There's no denying Auckland's unpredictable weather, but we still boast around 2050 hours of sunshine a year, somewhere around the national average. And yet Auckland installs a mere 10 per cent of the national solar water heating systems being implemented around the country.

Each year we are exposed to between 20 and 30 times more solar energy than is used in our homes in electricity or gas. Solar water heating (SWH) captures this eternally renewable power to heat a day's worth of water (200 - 270 litres for the average household), storing it in a hot water cylinder. Overall solar can provide a good 50 - 75% of your annual hot water and takes just a day to install.

During the sun-drenched summer months, SWH delivers around 75% of hot water needs.
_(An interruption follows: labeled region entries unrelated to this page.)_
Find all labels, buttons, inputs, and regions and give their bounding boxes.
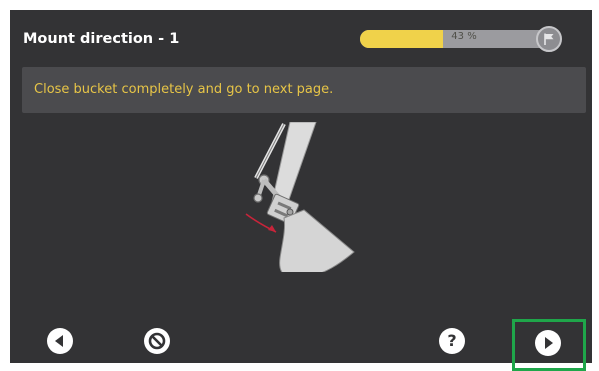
bucket-illustration — [234, 121, 364, 279]
progress-track: 43 % — [360, 30, 552, 48]
back-button[interactable] — [47, 328, 73, 354]
cancel-button[interactable] — [144, 328, 170, 354]
instruction-banner: Close bucket completely and go to next p… — [22, 67, 586, 113]
calibration-screen: Mount direction - 1 43 % Close bucket co… — [10, 10, 592, 371]
instruction-text: Close bucket completely and go to next p… — [34, 82, 334, 97]
finish-flag-icon — [536, 26, 562, 52]
next-arrow-icon — [545, 337, 553, 349]
back-arrow-icon — [55, 335, 63, 347]
cancel-icon — [148, 332, 166, 350]
help-icon: ? — [447, 331, 457, 350]
progress-label: 43 % — [451, 31, 477, 42]
next-button[interactable] — [535, 330, 561, 356]
page-title: Mount direction - 1 — [23, 31, 180, 47]
progress-fill — [360, 30, 443, 48]
progress-bar: 43 % — [360, 26, 566, 52]
bucket — [279, 209, 355, 279]
help-button[interactable]: ? — [439, 328, 465, 354]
Once the weather packs in, or wintry days reduce the amount of sunshine, 'backup' electricity heating keeps water at just the right temperature, banishing the cold shower blues.
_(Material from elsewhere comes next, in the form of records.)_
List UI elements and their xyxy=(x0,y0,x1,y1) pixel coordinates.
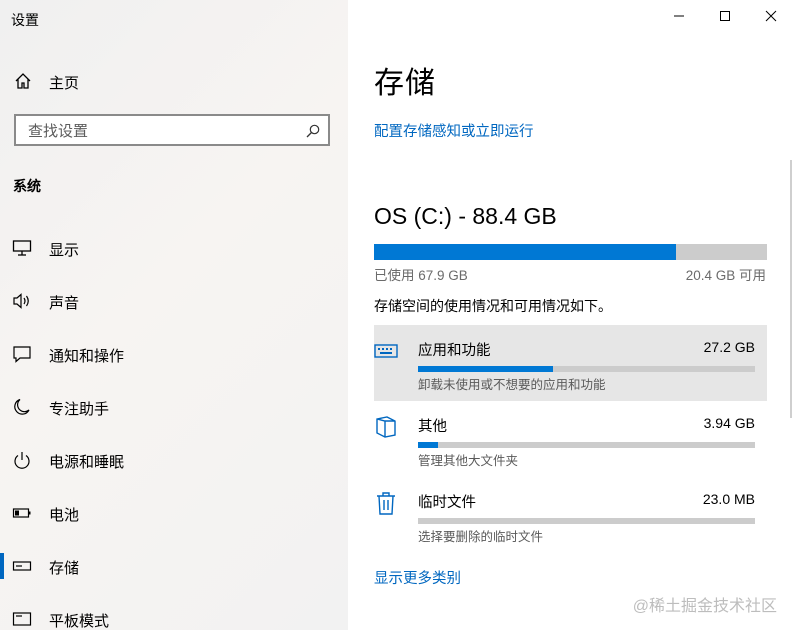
home-icon xyxy=(15,73,31,89)
sidebar-item-power[interactable]: 电源和睡眠 xyxy=(0,440,348,480)
search-box[interactable] xyxy=(14,114,330,146)
category-size: 27.2 GB xyxy=(703,339,755,355)
scrollbar[interactable] xyxy=(790,160,792,418)
sidebar-item-label: 声音 xyxy=(49,295,80,312)
power-icon xyxy=(14,452,30,469)
category-name: 其他 xyxy=(418,419,447,435)
sidebar-item-label: 存储 xyxy=(49,560,80,577)
minimize-icon xyxy=(674,15,684,17)
active-indicator xyxy=(0,553,4,579)
notification-icon xyxy=(13,346,31,363)
category-usage-bar xyxy=(418,366,755,372)
sidebar-item-label: 电源和睡眠 xyxy=(49,454,125,471)
category-apps-features[interactable]: 应用和功能 27.2 GB 卸载未使用或不想要的应用和功能 xyxy=(374,325,767,401)
moon-icon xyxy=(14,398,30,415)
show-more-categories-link[interactable]: 显示更多类别 xyxy=(374,567,461,588)
category-name: 临时文件 xyxy=(418,495,476,511)
sidebar-item-label: 通知和操作 xyxy=(49,348,125,365)
minimize-button[interactable] xyxy=(656,0,702,32)
category-usage-bar xyxy=(418,518,755,524)
maximize-icon xyxy=(720,11,730,21)
category-usage-fill xyxy=(418,442,439,448)
speaker-icon xyxy=(13,293,29,309)
storage-description: 存储空间的使用情况和可用情况如下。 xyxy=(374,298,612,314)
drive-usage-fill xyxy=(374,244,676,260)
sidebar-item-display[interactable]: 显示 xyxy=(0,228,348,268)
sidebar-item-label: 平板模式 xyxy=(49,613,110,630)
sidebar-item-tablet-mode[interactable]: 平板模式 xyxy=(0,599,348,639)
monitor-icon xyxy=(12,240,32,256)
close-icon xyxy=(765,10,777,22)
main-pane: 存储 配置存储感知或立即运行 OS (C:) - 88.4 GB 已使用 67.… xyxy=(348,0,795,630)
sidebar: 设置 主页 系统 显示 声音 通知和操作 xyxy=(0,0,348,630)
category-usage-fill xyxy=(418,366,553,372)
category-subtitle: 管理其他大文件夹 xyxy=(418,454,519,468)
battery-icon xyxy=(12,508,31,518)
search-input[interactable] xyxy=(26,121,290,141)
close-button[interactable] xyxy=(748,0,794,32)
sidebar-item-sound[interactable]: 声音 xyxy=(0,281,348,321)
folder-icon xyxy=(376,416,396,438)
sidebar-item-focus-assist[interactable]: 专注助手 xyxy=(0,387,348,427)
maximize-button[interactable] xyxy=(702,0,748,32)
category-name: 应用和功能 xyxy=(418,343,491,359)
category-usage-bar xyxy=(418,442,755,448)
drive-title: OS (C:) - 88.4 GB xyxy=(374,203,557,229)
trash-icon xyxy=(377,492,395,515)
configure-storage-sense-link[interactable]: 配置存储感知或立即运行 xyxy=(374,120,534,141)
category-subtitle: 选择要删除的临时文件 xyxy=(418,530,544,544)
keyboard-icon xyxy=(374,344,398,358)
section-heading: 系统 xyxy=(13,178,41,194)
category-temp-files[interactable]: 临时文件 23.0 MB 选择要删除的临时文件 xyxy=(374,477,767,553)
free-space-label: 20.4 GB 可用 xyxy=(685,268,766,283)
category-size: 23.0 MB xyxy=(702,491,755,507)
sidebar-item-storage[interactable]: 存储 xyxy=(0,546,348,586)
storage-icon xyxy=(12,561,32,571)
page-title: 存储 xyxy=(374,67,436,100)
sidebar-item-label: 显示 xyxy=(49,242,80,259)
category-other[interactable]: 其他 3.94 GB 管理其他大文件夹 xyxy=(374,401,767,477)
sidebar-item-label: 专注助手 xyxy=(49,401,110,418)
sidebar-item-label: 主页 xyxy=(49,75,80,92)
search-icon[interactable] xyxy=(306,124,320,138)
used-space-label: 已使用 67.9 GB xyxy=(374,268,468,283)
sidebar-item-label: 电池 xyxy=(49,507,80,524)
sidebar-item-battery[interactable]: 电池 xyxy=(0,493,348,533)
sidebar-item-notifications[interactable]: 通知和操作 xyxy=(0,334,348,374)
category-size: 3.94 GB xyxy=(703,415,755,431)
watermark: @稀土掘金技术社区 xyxy=(632,598,777,615)
category-subtitle: 卸载未使用或不想要的应用和功能 xyxy=(418,378,606,392)
sidebar-item-home[interactable]: 主页 xyxy=(0,64,348,98)
tablet-icon xyxy=(12,612,32,626)
drive-usage-bar xyxy=(374,244,767,260)
app-title: 设置 xyxy=(11,12,39,28)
Household water heating uses around 8 kWh daily, making up around 50% of the average household electricity use and one third of the energy bill.

SWH produces up to 15kWh/day in the bountiful sunshine hours of summer and around 7kWh/day on a cloud-free winter's day. All in all, a SWH heating system will save 2,200 kWh of electricity and around $775 each year.
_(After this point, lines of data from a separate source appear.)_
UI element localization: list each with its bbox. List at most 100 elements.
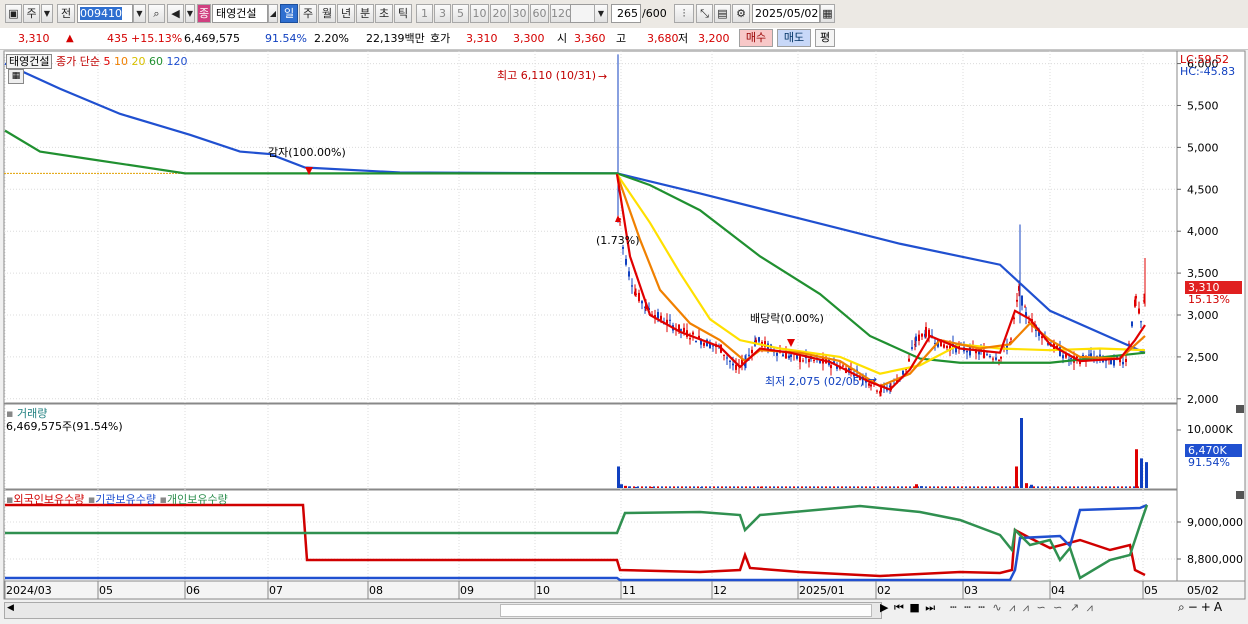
candle-body [726, 357, 728, 359]
candle-body [819, 360, 821, 363]
volume-bar [821, 486, 823, 488]
candle-body [1021, 295, 1023, 306]
pane-close-icon[interactable] [1236, 491, 1244, 499]
first-icon[interactable]: ⏮ [894, 601, 905, 614]
period-3-button[interactable]: 년 [337, 4, 355, 23]
grid-toggle-icon[interactable]: ▦ [8, 69, 24, 84]
minute-30-button[interactable]: 30 [510, 4, 529, 23]
x-label: 2025/01 [799, 584, 845, 597]
volume-bar [753, 486, 755, 488]
gear-icon[interactable]: ⚙ [732, 4, 750, 23]
stop-icon[interactable]: ■ [909, 601, 920, 614]
volume-bar [669, 486, 671, 488]
candle-body [995, 357, 997, 360]
volume-bar [1133, 486, 1135, 488]
interval-dropdown-icon[interactable]: ▼ [594, 4, 608, 23]
period-1-button[interactable]: 주 [299, 4, 317, 23]
volume-bar [1077, 486, 1079, 488]
volume-bar [953, 486, 955, 488]
speaker-icon[interactable]: ◀ [167, 4, 184, 23]
period-4-button[interactable]: 분 [356, 4, 374, 23]
period-5-button[interactable]: 초 [375, 4, 393, 23]
open-label: 시 [557, 32, 568, 45]
legend-ma-20: 20 [127, 55, 146, 68]
x-label: 08 [369, 584, 383, 597]
minute-1-button[interactable]: 1 [416, 4, 433, 23]
horizontal-scrollbar[interactable]: ◀ [4, 602, 882, 619]
volume-bar [961, 486, 963, 488]
buy-button[interactable]: 매수 [739, 29, 773, 47]
arrow-right-icon: → [598, 70, 607, 83]
font-icon[interactable]: A [1214, 600, 1225, 614]
candle-body [830, 365, 832, 369]
candle-icon[interactable]: ⫶ [674, 4, 694, 23]
draw-tools[interactable]: ┅ ┅ ┅ ∿ ⩘ ⩘ ∽ ∽ ↗ ⩘ [950, 601, 1095, 615]
period-6-button[interactable]: 틱 [394, 4, 412, 23]
volume-bar [1135, 449, 1138, 488]
volume-bar [809, 486, 811, 488]
zoom-controls[interactable]: ⌕−+A [1178, 600, 1225, 615]
candle-body [660, 315, 662, 320]
minute-3-button[interactable]: 3 [434, 4, 451, 23]
volume-bar [1093, 486, 1095, 488]
sell-button[interactable]: 매도 [777, 29, 811, 47]
volume-bar [709, 486, 711, 488]
volume-bar [829, 486, 831, 488]
code-input[interactable]: 009410 [77, 4, 133, 23]
period-0-button[interactable]: 일 [280, 4, 298, 23]
bid-label: 호가 [430, 32, 451, 45]
eval-button[interactable]: 평 [815, 29, 835, 47]
stock-chart[interactable]: →→ 6,0005,5005,0004,5004,0003,5003,0002,… [0, 50, 1248, 621]
scroll-thumb[interactable] [500, 604, 872, 617]
scroll-left-icon[interactable]: ◀ [7, 603, 14, 613]
date-input[interactable]: 2025/05/02 [752, 4, 820, 23]
holding-ytick-1: 9,000,000 [1187, 516, 1243, 529]
candle-body [989, 356, 991, 358]
minute-120-button[interactable]: 120 [550, 4, 572, 23]
pane-close-icon[interactable] [1236, 405, 1244, 413]
volume-bar [1113, 486, 1115, 488]
volume-bar [1085, 486, 1087, 488]
legend-stock-name[interactable]: 태영건설 [6, 54, 53, 69]
candle-body [1135, 295, 1137, 299]
volume-bar [1089, 486, 1091, 488]
calendar-icon[interactable]: ▦ [820, 4, 835, 23]
save-icon[interactable]: ▤ [714, 4, 731, 23]
scroll-right-icon[interactable]: ▶ [880, 601, 889, 614]
prev-button[interactable]: 전 [57, 4, 75, 23]
draw-icon[interactable]: ⤡ [696, 4, 713, 23]
minute-5-button[interactable]: 5 [452, 4, 469, 23]
candle-body [1131, 321, 1133, 327]
minute-60-button[interactable]: 60 [530, 4, 549, 23]
zoom-in-icon[interactable]: + [1201, 600, 1214, 614]
window-icon[interactable]: ▣ [5, 4, 22, 23]
candle-body [915, 336, 917, 342]
zoom-search-icon[interactable]: ⌕ [1178, 600, 1188, 614]
count-input[interactable]: 265 [611, 4, 641, 23]
stock-name[interactable]: 태영건설 [212, 4, 268, 23]
last-icon[interactable]: ⏭ [925, 601, 936, 614]
volume-bar [785, 486, 787, 488]
volume-bar [1073, 486, 1075, 488]
x-label: 10 [536, 584, 550, 597]
nav-controls[interactable]: ▶ ⏮ ■ ⏭ [880, 601, 936, 615]
market-select[interactable]: 주 [23, 4, 40, 23]
candle-body [628, 271, 630, 277]
period-2-button[interactable]: 월 [318, 4, 336, 23]
minute-10-button[interactable]: 10 [470, 4, 489, 23]
code-dropdown-icon[interactable]: ▼ [133, 4, 146, 23]
candle-body [638, 292, 640, 302]
zoom-out-icon[interactable]: − [1188, 600, 1201, 614]
search-icon[interactable]: ⌕ [148, 4, 165, 23]
volume-bar [805, 486, 807, 488]
y-tick-label: 5,000 [1187, 141, 1219, 154]
stock-dropdown-icon[interactable]: ◢ [268, 4, 278, 23]
minute-20-button[interactable]: 20 [490, 4, 509, 23]
y-tick-label: 4,500 [1187, 183, 1219, 196]
volume-bar [717, 486, 719, 488]
chevron-down-icon[interactable]: ▼ [41, 4, 53, 23]
speaker-dropdown-icon[interactable]: ▼ [185, 4, 195, 23]
volume-bar [1101, 486, 1103, 488]
volume-bar [757, 486, 759, 488]
candle-body [692, 332, 694, 335]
There are a whole lot of designs available for SWH systems and many of them have ENERGY STAR® energy efficiency ratings. Some SWH products, such as SolarCity's Thermocell, have been designed with extra eco-friendliness in mind. Over its lifetime, the kiwi-made and manufactured Thermocell will create 45 times more energy than was used in making it, and 90% of the product can be recycled.

The cost of installation is substantial, varying from around $4,199 (for Meridian energy customers) to about $7300 (if you are buying a new cylinder). It's best to install SWH into new buildings where the system can be most effectively designed, with rooms needing access to hot water (laundry, bathrooms, kitchen) being grouped together to avoid heat loss through pipes. A high-class SWH system will last for at least 20 years, and, given that it takes 8-10 years to pay off, you'll be enjoying free hot water for about half its lifetime. ?

The more hot water you use, the more you can reap the solar benefits. The Leigh Sawmill Brewery saves around 50% of its greenhouse gas emissions and 9,000 kWh per year by heating water used in the brewing process through SWH.

This is part and parcel of the company's environmental ethic; it also collects its own rainwater and reduces waste by giving leftover grain to local duck farmers.

New Zealand still lags far behind countries like Greece, China, Australia and Israel in terms of its SWH prowess. Following fuel shortages and the energy crisis of 1974, Israel made SWH systems compulsory.

Today 90% of houses have SWH systems, saving the country some two million barrels of oil a year. SWH will increase your property value, making it more attractive to eco-conscious homebuyers and renters.

Research suggests that for every dollar invested into renewable energy, you'll see a $20 return. SWH reduces our reliance on non-renewable, carbon-intensive electricity, particularly natural gas and coal which make up 21% of our electricity.

These are responsible for belching 370 g of CO2 per kWh and 800 g CO2 per kWh respectively, into the atmosphere. Costing less than a new lounge suite, SWH systems offer a plethora of plus sides.

Considering future predictions for global gas and oil shortages they are a smart way of saving dosh and reducing demand for electricity. Harnessing Auckland's sunshine, and producing power from your very own rooftop, is a satisfying, and sustainable, choice.